The first presidential debate, set for Sept. 30 at the University of Miami, will deal with domestic policy. The third, on Oct. 13, on the subject of foreign affairs, is scheduled for Arizona State University.
The second forum, on Oct. 8, will feature a supposed "town hall format" at Washington University in St. Louis, where "undecided voters will question the candidates on any issue."
And if you believe those voters and their questions will be "walk-ins" off the street, unscreened by chaperones of both parties, we have some lovely ranchettes we'd like to sell you near Gila Bend.
"These commission debates have become an important tradition in presidential campaigns and voters depend on them to help inform their choice," Mary Beth Cahill, campaign manager for Sen. Kerry, said in a statement.
How apropos. A canned statement.
It might be more accurate to say voters would like the presidential debates to help inform them, but that the current sanitized format -- designed to minimize the chance either candidate will encounter an unexpected question or otherwise be challenged to abandon his memorized "talking points" -- have become such a snore that they attract a smaller viewership every election cycle.
A legitimate, all-inclusive presidential debate would definitely not have to include "dozens of wacky candidates, including the Nudist Party and the Flat-Earthers," as those who favor maintaining the current stultifying monopoly are wont to insist.
In fact, Richard Winger of San Francisco-based Ballot Access News says a 2004 presidential debate including all candidates who are on the ballot in enough states to have a theoretical chance to win the presidency would include only six men: President Bush; likely Democratic nominee Sen. John Kerry; Independent Ralph Nader, Libertarian Michael Badnarik; Green Party candidate David Cobb, and Michael Peroutka of the Constitution Party.
Since "everyone knows" the winner will be either Mr. Bush or Mr. Kerry, why should the two front-runners -- and the voters -- have to waste time with these minor party candidates, comes the constant refrain?
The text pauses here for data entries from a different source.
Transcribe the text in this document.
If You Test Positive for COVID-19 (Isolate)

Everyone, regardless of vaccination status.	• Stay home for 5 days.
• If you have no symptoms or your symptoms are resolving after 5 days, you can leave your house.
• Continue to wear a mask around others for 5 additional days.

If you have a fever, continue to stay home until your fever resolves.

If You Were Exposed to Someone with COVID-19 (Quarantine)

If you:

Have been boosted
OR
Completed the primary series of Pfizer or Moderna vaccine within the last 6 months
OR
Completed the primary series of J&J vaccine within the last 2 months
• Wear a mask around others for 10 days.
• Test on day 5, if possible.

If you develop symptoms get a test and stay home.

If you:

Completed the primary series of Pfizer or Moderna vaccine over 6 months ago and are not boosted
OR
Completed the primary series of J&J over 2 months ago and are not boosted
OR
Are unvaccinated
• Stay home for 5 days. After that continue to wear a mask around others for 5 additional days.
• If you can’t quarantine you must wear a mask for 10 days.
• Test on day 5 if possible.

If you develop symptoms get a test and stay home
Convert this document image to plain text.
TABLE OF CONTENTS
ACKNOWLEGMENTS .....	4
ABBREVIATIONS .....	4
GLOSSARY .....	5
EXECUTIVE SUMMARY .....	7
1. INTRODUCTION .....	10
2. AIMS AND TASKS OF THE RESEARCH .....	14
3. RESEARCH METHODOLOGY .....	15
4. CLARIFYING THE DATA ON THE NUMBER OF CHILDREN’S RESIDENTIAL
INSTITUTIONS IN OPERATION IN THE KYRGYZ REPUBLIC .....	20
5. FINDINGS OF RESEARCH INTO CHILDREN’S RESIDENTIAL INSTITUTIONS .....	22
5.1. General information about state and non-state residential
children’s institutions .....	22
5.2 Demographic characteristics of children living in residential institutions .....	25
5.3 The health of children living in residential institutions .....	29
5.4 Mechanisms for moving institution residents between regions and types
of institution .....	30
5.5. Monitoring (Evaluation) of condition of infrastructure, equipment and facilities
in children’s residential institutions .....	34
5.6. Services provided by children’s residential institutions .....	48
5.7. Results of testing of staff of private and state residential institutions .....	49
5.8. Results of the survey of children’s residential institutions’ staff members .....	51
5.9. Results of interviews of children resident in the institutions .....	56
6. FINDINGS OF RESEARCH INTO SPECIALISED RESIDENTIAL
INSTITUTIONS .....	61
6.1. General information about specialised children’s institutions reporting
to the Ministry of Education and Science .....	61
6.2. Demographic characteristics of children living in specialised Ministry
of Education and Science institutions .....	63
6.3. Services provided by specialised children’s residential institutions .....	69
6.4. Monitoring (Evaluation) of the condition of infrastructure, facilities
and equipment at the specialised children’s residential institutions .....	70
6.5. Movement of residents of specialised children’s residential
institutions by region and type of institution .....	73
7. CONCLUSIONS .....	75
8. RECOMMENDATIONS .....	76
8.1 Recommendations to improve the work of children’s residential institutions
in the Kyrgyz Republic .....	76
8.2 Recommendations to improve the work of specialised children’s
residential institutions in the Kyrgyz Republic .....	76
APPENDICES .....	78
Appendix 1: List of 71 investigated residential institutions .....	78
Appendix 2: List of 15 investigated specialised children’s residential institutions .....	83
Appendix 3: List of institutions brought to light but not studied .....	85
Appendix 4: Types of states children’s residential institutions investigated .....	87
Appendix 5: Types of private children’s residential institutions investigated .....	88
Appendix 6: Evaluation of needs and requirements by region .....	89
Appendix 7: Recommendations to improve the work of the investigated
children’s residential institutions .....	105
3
But the presumed "fact" that no one else can draw a double-digit return and thus be in a position to seriously affect the election's outcome -- perhaps even throwing a close three- or four-way race into the House of Representatives is a self-fulfilling prophesy.
A Catch-22 is created. The press barely covers the other four candidates because they supposedly don't have a chance -- and they don't have much of a chance because the voters never hear from them given they're not allowed in the debates and thus the press doesn't cover them.
Meantime, voters constantly and rightly complain that today's politicking doesn't involve them and doesn't address the most pressing issues of the day.
It wasn't necessary for Burger King to actually overtake McDonald's share of the hamburger market -- to "win" -- to have a serious impact on McDonald's corporate behavior. One hamburger chain introduces a chicken sandwich? Soon the competitors offer grilled chicken, fried chicken, chicken salads and chicken wrapped in pita bread.
The debates have become sterile exercises in candidates ignoring questions and instead segueing into whatever pre-formulated and memorized claptrap their campaign advisers have tested and proved with the "focus groups."
The answer is to stage real debates,
open to all presidential candidates who have a theoretical chance of winning.
And if the two major party candidates won't come, televise them anyway,
with straw dummies in the two empty chairs, properly signifying how much
they really want the voters to know.